Jackson, MS Police Allegedly Neglected To Tell Marrio Moore’s Family That He Had Been Dead Since February
Mississippi's Jackson Police Department allegedly failed to notify families of at least 24 victims of homicides including the family of Marrio Moore.
Similar to BLACK ENTERPRISE’S previous reporting on the family of Dexter Wade’s fight for justice after the Jackson Police Department buried him in a pauper’s grave and failed to alert the family for months, the same has happened to another family in Jackson. According to NBC News, Marrio Moore, a 40-year-old man, was beaten to death on Feb. 2, buried in a pauper’s grave in July, and Jackson authorities did not notify the family until Oct. 12.
In fact, the family did not find out about Moore’s death until an article revealing that the Jackson Police Department had failed to notify families of at least 24 victims of homicides made its way to Marquita Moore, Marrio’s sister, through a text message sent by her aunt. At the time, Moore told NBC News she was distraught, saying, “Lord, this is my brother,” Moore said out loud as she was crying. “Someone done killed my brother.”
Moore immediately put on outside clothes, as she had been in her pajamas since it was past 8 pm, and made her way to the downtown headquarters of the Jackson Police Department in search of answers to what happened to her brother. When she got there, an officer informed her that no one was available, and over the next few days, heartbreaking information was slowly released to the family, according to the outlet.
Marrio had allegedly been beaten to death, wrapped in a tarp, and laid out on the street. For months after that, his body was at the Hinds County morgue, unclaimed by any family members. Finally, on July 14, incarcerated people at the Hinds County penal farm buried him in a pauper’s field. Mary Moore Glenn, Marrio’s mother, still has not accepted his death or what they did with his body without her knowledge.
Glenn told NBC News, “What are you hiding?” Glenn said. “Why can’t you just come and just tell somebody that their child is gone?”

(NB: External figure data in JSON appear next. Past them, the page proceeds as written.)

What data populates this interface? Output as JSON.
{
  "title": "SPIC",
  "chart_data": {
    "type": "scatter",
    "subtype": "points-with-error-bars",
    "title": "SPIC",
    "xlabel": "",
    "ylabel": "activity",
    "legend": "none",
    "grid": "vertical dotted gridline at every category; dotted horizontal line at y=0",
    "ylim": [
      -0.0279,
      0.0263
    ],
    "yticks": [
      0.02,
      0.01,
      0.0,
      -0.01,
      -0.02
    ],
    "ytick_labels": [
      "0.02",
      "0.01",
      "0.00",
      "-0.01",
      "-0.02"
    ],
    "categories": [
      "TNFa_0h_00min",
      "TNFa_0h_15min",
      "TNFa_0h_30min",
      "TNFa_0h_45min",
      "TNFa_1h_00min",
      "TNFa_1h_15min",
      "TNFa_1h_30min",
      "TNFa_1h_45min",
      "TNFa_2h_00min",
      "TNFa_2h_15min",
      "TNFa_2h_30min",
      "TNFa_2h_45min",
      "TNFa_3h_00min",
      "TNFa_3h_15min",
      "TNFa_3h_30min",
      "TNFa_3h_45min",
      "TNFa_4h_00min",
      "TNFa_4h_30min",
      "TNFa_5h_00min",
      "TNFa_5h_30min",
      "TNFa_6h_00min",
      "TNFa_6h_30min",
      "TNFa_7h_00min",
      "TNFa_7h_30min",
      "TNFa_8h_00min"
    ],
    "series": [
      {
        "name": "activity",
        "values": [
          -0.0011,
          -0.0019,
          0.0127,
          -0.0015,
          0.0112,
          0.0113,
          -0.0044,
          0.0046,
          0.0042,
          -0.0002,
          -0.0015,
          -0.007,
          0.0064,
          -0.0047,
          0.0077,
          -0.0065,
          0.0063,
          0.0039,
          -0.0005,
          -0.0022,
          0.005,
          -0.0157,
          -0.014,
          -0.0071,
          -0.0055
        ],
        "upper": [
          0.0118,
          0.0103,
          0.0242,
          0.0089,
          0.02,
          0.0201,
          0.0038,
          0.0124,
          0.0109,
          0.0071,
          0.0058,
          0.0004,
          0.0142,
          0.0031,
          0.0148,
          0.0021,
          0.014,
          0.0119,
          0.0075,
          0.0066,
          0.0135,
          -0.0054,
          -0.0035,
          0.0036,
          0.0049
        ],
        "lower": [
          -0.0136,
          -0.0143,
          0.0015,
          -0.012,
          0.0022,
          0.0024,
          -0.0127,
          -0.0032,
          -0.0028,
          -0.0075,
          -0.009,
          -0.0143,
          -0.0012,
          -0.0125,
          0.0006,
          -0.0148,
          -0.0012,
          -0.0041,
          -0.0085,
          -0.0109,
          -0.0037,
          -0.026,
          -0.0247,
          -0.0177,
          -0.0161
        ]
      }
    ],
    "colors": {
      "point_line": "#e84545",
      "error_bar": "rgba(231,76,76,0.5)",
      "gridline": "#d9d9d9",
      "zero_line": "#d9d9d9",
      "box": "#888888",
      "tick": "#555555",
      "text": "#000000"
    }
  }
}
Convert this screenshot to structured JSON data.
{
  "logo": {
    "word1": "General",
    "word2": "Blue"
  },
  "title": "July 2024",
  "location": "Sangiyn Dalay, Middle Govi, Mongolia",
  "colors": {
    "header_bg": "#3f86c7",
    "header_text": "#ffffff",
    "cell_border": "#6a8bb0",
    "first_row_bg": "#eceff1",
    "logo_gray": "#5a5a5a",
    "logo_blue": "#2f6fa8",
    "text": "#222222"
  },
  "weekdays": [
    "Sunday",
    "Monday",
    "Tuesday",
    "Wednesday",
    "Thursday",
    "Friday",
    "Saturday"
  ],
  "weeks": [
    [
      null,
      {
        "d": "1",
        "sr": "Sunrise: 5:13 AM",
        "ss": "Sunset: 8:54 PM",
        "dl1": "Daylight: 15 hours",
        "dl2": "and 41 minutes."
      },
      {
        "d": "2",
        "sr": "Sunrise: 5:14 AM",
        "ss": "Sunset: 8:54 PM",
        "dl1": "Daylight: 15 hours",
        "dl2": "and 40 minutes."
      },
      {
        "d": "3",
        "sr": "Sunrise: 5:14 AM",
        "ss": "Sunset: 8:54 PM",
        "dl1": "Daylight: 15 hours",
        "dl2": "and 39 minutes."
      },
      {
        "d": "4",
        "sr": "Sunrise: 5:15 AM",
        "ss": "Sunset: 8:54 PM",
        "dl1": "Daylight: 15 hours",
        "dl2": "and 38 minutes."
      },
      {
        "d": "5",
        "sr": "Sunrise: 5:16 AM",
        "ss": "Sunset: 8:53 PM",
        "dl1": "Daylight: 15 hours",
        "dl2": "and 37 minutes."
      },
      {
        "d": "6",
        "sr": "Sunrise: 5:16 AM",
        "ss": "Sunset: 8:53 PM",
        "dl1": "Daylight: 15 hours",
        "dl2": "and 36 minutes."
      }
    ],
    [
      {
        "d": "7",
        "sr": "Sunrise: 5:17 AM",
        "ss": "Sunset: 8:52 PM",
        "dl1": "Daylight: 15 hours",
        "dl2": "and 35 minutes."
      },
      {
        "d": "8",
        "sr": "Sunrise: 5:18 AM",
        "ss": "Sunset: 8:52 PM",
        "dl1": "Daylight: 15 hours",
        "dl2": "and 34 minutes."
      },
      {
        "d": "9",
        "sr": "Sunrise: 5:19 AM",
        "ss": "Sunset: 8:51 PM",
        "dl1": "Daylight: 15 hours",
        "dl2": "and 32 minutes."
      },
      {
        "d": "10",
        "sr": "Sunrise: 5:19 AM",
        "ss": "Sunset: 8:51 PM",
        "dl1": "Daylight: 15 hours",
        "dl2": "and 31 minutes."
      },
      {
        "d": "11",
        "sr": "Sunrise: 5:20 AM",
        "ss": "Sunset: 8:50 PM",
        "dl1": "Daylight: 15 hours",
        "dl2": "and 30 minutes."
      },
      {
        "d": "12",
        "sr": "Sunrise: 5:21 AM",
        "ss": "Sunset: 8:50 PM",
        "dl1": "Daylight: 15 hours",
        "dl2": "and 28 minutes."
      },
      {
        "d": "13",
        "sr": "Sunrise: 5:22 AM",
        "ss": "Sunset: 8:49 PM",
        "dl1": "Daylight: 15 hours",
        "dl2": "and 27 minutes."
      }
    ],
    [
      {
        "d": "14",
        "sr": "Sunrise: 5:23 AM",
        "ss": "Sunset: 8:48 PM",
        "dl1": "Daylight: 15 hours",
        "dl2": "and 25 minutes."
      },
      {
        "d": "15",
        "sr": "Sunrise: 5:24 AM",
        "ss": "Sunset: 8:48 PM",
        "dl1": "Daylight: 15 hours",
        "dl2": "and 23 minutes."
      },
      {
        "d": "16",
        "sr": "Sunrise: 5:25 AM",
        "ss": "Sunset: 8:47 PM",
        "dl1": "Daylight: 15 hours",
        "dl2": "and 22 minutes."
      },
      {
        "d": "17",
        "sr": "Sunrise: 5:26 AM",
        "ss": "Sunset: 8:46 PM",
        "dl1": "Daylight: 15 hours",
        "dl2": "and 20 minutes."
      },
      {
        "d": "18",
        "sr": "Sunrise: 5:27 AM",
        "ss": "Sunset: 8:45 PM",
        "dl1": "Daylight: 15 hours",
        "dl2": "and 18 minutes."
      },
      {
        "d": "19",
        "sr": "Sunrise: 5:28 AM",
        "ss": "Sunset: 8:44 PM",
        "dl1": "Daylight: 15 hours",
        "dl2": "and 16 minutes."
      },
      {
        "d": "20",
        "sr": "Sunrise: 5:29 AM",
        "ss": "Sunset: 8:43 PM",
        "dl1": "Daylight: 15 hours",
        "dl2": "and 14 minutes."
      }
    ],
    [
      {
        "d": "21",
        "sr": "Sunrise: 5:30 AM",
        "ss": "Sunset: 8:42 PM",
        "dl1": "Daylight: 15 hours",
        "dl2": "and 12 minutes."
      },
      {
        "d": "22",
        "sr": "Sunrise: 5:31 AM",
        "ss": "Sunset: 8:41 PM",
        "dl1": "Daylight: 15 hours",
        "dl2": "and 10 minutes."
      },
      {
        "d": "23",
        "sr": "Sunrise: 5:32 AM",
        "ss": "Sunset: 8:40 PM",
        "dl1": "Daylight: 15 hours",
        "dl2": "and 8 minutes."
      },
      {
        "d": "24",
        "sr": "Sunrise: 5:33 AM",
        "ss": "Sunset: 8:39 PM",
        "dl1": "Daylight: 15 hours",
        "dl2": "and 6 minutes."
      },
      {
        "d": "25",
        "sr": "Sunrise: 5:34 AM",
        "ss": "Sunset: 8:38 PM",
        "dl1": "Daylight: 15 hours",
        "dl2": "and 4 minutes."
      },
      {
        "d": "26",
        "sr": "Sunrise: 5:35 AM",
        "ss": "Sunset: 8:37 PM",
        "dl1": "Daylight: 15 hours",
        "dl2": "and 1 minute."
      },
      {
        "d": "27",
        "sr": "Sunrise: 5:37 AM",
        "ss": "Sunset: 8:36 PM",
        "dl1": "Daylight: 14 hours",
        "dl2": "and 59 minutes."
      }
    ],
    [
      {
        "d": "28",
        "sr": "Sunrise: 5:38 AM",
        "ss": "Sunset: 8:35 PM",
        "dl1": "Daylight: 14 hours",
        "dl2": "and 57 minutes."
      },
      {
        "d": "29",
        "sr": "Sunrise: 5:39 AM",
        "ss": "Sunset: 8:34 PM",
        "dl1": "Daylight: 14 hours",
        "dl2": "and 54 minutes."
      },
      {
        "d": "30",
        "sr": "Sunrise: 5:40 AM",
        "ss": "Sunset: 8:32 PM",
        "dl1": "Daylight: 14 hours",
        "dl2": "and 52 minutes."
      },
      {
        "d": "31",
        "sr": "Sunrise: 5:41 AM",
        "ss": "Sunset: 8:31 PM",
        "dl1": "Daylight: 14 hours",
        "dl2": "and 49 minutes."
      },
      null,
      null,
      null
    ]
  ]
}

According to NBC News, Moore and Wade were both buried in the same location on the same day. However, the city and Jackson Mayor Chokwe Antar Lumumba have not answered detailed questions, instead blaming the outcomes on a communication failure and expressed regret that the families are dealing with this.
NBC News obtained the conversations the family had with Hinds County officials as well as documents about the case, which paint a picture of a police department not doing enough to contact relatives about their deceased family members.

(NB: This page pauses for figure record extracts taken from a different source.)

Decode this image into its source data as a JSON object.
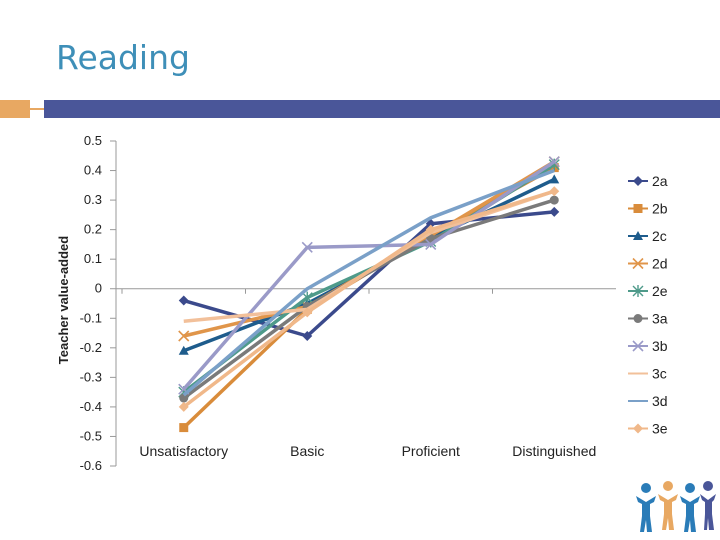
{
  "slide": {
    "title": "Reading"
  },
  "chart_data": {
    "type": "line",
    "title": "Reading",
    "xlabel": "",
    "ylabel": "Teacher value-added",
    "ylim": [
      -0.6,
      0.5
    ],
    "yticks": [
      "0.5",
      "0.4",
      "0.3",
      "0.2",
      "0.1",
      "0",
      "-0.1",
      "-0.2",
      "-0.3",
      "-0.4",
      "-0.5",
      "-0.6"
    ],
    "categories": [
      "Unsatisfactory",
      "Basic",
      "Proficient",
      "Distinguished"
    ],
    "legend_position": "right",
    "series": [
      {
        "name": "2a",
        "color": "#3b4a8c",
        "marker": "diamond",
        "values": [
          -0.04,
          -0.16,
          0.22,
          0.26
        ]
      },
      {
        "name": "2b",
        "color": "#d98c3b",
        "marker": "square",
        "values": [
          -0.47,
          -0.07,
          0.18,
          0.41
        ]
      },
      {
        "name": "2c",
        "color": "#1e5c8c",
        "marker": "triangle",
        "values": [
          -0.21,
          -0.05,
          0.17,
          0.37
        ]
      },
      {
        "name": "2d",
        "color": "#e0954a",
        "marker": "x",
        "values": [
          -0.16,
          -0.06,
          0.18,
          0.43
        ]
      },
      {
        "name": "2e",
        "color": "#4e9a8a",
        "marker": "star",
        "values": [
          -0.35,
          -0.03,
          0.16,
          0.42
        ]
      },
      {
        "name": "3a",
        "color": "#7a7a7a",
        "marker": "circle",
        "values": [
          -0.37,
          -0.06,
          0.17,
          0.3
        ]
      },
      {
        "name": "3b",
        "color": "#9a9ac8",
        "marker": "x",
        "values": [
          -0.34,
          0.14,
          0.15,
          0.43
        ]
      },
      {
        "name": "3c",
        "color": "#f2c09a",
        "marker": "none",
        "values": [
          -0.11,
          -0.07,
          0.19,
          0.33
        ]
      },
      {
        "name": "3d",
        "color": "#7aa0c8",
        "marker": "none",
        "values": [
          -0.36,
          0.0,
          0.24,
          0.4
        ]
      },
      {
        "name": "3e",
        "color": "#f0b88a",
        "marker": "diamond",
        "values": [
          -0.4,
          -0.08,
          0.2,
          0.33
        ]
      }
    ]
  }
}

Marrio was described by his family as always on the move, saying that it wasn’t uncommon for him to go months without reaching out or talking to them. His sister, Marcedes Onchukwu, describes it as a defense mechanism, saying, “If you tried to get too close to him, he knew what he was doing and he knew somebody was going to tell him, ‘You need to do this or do that.’ So he stayed away for that reason,” Onuchukwu said. “Because he basically didn’t want nobody, I guess, shaming him because of his choices.”
Eventually, when the family got ready to have Marrio’s funeral, they couldn’t have a service with a body in a casket because of the way his body had deteriorated. The family held a memorial service on Oct. 20 at Nu Vision Worship Center in Jackson, and afterward, Marrio’s mother was still trying to find peace and failing to, telling NBC News, “It really didn’t do anything,” Glenn said.
“Because he was just a picture. It wasn’t the person. The last time I’m going to see him is that picture. I’m not going to see him no more.” Glenn ended her thoughts, saying, “It hurts bad that he’s gone. But nobody thought that I was important enough to let me know about my child. Nobody thought that my family was important enough.”